NO! No lead sinker matzoh balls!

Do NOT use matzoh meal!!!!

My grandmother made matzoh balls so light that you had to climb onto a ladder to eat them. 

I have to find the recipe, but she soaked matzohs in water, squeezed them dry, used egg, parsely, salt, etc. Rolled into balls smaller than a golf ball, left in the fridge with just wax paper and then, into the soup. DIVINE!!!!


----------



## markv (May 16, 2003)

OK I re-tooled.

1 cup matzo meal
4 eggs + 1 egg yolk
2 tablespoons vegetable oil
1 teaspoon kosher salt

Mix and rest 1 hour. Simmer in chicken broth.

I had tasty, firm, matzo balls.

However, I want richer balls. (No comments please  ) So I'm going to try it again with a higher ratio of yolks. I'll keep you posted.

And I don't care if they sink like the Titanic.

Mark


----------



## mezzaluna (Aug 29, 2000)

Mark, call me if you can get them to sink! My lifelong quest is for heavy matzo balls, more like the bready knoedl, but I've never been able to with my mom's recipe- even leaving the lid off!

What a problem to have, eh?


----------



## larissa (Jan 6, 2006)

One of my favorite soups. I don't follow specifics, but just make basic old fashioned soup with homeade broth and fresh ingredients.

Matzo balls: I like to add a blend of fried (in healthy vegetable oil) chopped shiitake mushrooms, onions, and garlic to the matzo ball mix. I skip using chicken fat and use Smart Balance butter instead. A dash of sea salt and fresh ground pepper seems to be enough. The rest is a matter of following the instructions on the box of grain.

Broth: I make the broth the day before, with a skinned, whole Kosher chicken, sea salt and a variety of pepper corns, bay leaves, carrots, celery, parsley, and onion. No need to chop them too much and make them look nice, because they come out the next day, along with the fat that I skim off the top. Remove chicken and let cool after overnight refrigeration.

Add new fresh sliced carrots, celery, onion, parsely, and your choice of favorite seasonings to broth. More cooked mushrooms for real mushroom lovers is optional. Cook vegetables in broth until ready. Add chicken meat and matzo balls.

It's that simple, but very delicious and healthy. I'm not a pro, but this seems to work out fine if you want a healthy and nourishing chicken matzo ball soup.

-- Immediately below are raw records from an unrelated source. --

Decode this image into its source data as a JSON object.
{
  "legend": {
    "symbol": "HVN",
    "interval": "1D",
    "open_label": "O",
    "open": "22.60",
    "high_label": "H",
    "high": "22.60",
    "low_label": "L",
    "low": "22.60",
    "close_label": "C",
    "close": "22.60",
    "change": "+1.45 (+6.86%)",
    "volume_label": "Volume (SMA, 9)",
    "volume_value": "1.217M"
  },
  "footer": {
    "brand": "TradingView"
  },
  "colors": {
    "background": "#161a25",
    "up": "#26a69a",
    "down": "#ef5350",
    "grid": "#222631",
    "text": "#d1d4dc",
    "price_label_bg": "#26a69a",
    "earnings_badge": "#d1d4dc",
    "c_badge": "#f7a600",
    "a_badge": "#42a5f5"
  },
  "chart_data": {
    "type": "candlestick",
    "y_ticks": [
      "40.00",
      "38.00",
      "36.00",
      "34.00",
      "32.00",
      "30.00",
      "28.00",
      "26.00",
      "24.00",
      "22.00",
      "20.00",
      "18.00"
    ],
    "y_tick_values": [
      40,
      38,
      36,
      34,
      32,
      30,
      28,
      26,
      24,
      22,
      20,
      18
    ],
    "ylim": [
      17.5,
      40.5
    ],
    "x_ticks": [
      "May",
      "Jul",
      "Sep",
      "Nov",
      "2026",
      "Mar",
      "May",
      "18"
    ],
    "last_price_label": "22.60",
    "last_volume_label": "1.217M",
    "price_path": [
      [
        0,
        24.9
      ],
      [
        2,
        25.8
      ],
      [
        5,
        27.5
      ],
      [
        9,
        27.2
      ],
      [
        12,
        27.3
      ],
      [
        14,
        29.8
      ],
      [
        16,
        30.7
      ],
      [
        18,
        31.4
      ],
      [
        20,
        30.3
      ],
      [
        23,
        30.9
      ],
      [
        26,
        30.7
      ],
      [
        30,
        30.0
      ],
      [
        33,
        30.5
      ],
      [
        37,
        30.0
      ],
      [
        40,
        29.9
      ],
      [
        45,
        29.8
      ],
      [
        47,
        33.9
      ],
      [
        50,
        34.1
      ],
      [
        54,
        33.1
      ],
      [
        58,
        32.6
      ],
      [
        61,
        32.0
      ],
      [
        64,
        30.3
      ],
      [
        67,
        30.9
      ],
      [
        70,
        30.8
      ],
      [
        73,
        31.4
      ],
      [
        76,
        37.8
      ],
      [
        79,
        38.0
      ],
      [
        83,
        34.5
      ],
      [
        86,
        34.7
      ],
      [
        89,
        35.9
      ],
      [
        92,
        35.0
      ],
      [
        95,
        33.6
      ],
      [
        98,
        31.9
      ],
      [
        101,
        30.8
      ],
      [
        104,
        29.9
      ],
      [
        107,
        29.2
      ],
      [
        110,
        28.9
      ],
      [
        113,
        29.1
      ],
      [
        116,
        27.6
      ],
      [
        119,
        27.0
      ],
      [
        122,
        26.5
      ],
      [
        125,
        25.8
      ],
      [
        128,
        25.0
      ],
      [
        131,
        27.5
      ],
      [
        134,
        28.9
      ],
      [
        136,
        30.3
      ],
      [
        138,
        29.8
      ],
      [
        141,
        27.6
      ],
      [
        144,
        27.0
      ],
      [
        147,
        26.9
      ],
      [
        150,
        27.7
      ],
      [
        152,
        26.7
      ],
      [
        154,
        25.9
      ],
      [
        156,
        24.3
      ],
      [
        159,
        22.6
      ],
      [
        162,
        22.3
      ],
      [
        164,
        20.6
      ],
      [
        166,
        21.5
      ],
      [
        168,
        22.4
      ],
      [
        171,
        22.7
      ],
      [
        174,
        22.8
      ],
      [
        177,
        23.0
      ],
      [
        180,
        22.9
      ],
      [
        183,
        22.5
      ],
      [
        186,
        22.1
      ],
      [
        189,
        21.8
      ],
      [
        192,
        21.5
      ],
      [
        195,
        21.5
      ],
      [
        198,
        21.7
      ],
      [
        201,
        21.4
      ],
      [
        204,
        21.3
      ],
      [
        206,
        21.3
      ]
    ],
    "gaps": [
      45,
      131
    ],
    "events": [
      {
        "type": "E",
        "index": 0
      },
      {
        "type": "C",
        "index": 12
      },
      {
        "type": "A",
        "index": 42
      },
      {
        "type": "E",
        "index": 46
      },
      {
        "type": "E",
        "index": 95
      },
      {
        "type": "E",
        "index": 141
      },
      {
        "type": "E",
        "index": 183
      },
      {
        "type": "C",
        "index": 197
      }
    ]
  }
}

For a more extensive, professional list of recipes, consider visiting http://www.cookinglinkcentral.com


----------



## merrydeath (Feb 19, 2006)

Eek! I'm very surprised to hear people craving heavy/sinking Matzo Balls! That's always how I know my recipe has failed  I'm Jewish and grew up in NY, and all of my relatives craved the light fluffy kind.


----------



## aprilb (Feb 4, 2006)

Use soda water for the balls. Light and fluffy. I simmer in chicken stock, but that's just me. I like the extra chickeny flavor.


----------